Although hepatocellular dysfunction occurs early after the onset of sepsis, the mechanism responsible for this remains unknown. We tested the hypothesis that the reduction in Kupffer cell (KC) numbers prior to the onset of sepsis prevents the occurrence of hepatocellular dysfunction and reduces levels of the proinflammatory cytokines IL-1beta and IL-6 during the early stage of polymicrobial sepsis.

The number of KC in male adult rats was reduced in vivo by intravenous injection of gadolinium chloride 48 h before the induction of sepsis. KC-reduced and KC-normal rats were then subjected to cecal ligation and puncture (CLP, i.e., a model of polymicrobial sepsis) or sham operation followed by administration of normal saline solution. At 5 h after CLP (the early stage of sepsis), hepatocellular function [i.e., the maximal velocity of clearance (Vmax) and efficiency of active transport (Km) of indocyanine green] was measured using a fiber-optic catheter and in vivo hemoreflectometer. Whole blood was drawn to measure plasma levels of IL-1beta and IL-6 using enzyme-linked immunosorbent assays.

Hepatocellular function was depressed and the circulating levels of IL-1beta and IL-6 were increased significantly at 5 h after CLP. KC reduction by prior administration of gadolinium chloride, however, prevented the occurrence of hepatocellular dysfunction and the upregulation of IL-1beta and IL-6.

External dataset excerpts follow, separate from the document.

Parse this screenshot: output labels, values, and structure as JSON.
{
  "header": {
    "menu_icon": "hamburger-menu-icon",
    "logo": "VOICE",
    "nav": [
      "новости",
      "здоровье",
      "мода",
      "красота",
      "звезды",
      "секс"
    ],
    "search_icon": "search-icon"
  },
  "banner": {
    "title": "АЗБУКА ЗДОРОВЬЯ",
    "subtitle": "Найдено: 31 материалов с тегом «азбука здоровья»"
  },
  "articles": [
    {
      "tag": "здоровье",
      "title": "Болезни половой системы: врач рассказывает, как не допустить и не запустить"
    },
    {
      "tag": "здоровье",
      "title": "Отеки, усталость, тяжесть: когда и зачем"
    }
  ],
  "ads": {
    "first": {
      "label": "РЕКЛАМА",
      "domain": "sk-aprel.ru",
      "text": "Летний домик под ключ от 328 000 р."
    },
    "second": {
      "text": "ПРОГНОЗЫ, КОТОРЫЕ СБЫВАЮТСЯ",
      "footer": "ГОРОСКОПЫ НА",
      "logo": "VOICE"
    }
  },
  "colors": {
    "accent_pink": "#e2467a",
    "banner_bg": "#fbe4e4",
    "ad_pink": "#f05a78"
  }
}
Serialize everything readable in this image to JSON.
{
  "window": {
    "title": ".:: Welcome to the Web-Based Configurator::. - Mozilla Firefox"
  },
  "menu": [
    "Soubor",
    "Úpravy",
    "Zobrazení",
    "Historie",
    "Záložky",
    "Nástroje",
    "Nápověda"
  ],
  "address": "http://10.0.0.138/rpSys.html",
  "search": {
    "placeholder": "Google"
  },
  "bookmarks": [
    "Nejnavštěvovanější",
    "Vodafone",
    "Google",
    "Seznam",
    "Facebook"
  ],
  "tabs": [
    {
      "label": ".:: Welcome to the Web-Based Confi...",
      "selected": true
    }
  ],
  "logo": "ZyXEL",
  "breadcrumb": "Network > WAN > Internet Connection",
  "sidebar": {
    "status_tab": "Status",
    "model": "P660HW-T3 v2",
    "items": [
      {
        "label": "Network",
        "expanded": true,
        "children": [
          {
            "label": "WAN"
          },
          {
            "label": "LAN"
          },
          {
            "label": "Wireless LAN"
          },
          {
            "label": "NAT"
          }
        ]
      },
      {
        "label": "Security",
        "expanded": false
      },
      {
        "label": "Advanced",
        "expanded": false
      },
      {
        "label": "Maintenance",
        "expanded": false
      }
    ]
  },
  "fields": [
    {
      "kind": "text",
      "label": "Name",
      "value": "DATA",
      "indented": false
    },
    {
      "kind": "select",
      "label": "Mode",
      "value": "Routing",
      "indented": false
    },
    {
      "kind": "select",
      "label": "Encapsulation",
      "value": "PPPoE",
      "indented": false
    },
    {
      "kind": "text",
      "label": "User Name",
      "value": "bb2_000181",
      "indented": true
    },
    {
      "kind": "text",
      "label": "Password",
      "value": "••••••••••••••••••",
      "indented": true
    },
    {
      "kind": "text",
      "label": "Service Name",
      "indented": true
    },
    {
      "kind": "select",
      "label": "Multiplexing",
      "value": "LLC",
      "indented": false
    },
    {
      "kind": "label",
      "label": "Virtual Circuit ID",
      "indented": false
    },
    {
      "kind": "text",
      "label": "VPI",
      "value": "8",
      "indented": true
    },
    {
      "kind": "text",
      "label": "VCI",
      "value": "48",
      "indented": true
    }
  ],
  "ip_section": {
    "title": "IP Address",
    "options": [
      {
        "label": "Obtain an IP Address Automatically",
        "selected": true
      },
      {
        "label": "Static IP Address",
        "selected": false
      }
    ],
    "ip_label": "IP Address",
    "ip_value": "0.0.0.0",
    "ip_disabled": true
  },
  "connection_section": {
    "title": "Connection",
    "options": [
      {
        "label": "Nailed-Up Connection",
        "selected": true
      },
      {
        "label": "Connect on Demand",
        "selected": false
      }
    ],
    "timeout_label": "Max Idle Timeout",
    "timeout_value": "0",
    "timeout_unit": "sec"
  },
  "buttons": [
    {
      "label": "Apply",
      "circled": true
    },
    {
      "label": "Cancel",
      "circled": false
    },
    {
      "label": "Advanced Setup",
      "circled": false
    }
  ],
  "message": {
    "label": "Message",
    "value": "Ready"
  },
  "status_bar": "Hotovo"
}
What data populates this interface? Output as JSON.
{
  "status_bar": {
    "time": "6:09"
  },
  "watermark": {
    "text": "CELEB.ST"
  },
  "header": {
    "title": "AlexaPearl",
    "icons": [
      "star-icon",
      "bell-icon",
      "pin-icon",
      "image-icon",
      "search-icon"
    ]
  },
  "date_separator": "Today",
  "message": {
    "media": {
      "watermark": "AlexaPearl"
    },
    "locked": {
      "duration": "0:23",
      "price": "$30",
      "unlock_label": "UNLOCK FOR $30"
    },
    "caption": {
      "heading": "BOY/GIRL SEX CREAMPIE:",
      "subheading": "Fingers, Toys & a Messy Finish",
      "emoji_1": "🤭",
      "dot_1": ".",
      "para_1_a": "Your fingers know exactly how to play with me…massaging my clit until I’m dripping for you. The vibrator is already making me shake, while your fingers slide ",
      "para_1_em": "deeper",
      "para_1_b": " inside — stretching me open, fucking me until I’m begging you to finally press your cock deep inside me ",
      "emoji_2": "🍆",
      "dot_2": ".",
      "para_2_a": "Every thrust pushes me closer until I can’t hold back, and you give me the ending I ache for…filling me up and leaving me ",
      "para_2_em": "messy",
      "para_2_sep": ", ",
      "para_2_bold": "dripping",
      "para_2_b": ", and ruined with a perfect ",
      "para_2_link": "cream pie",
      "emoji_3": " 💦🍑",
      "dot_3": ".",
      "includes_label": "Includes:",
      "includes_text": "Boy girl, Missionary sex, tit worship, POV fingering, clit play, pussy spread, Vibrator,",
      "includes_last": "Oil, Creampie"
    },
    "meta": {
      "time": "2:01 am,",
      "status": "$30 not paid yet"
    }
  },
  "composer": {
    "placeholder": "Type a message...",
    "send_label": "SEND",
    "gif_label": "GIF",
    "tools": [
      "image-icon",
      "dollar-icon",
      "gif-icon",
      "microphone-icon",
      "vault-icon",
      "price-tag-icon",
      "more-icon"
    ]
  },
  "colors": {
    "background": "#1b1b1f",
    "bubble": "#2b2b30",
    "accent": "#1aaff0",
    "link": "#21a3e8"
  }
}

The KC-derived proinflammatory cytokines IL-1beta and IL-6 appear to be directly or indirectly responsible for producing hepatocellular dysfunction during early sepsis. Thus, pharmacologic agents that downregulate the production of one or both of these proinflammatory cytokines in the liver may be useful for maintaining hepatocellular function during the early stage of sepsis.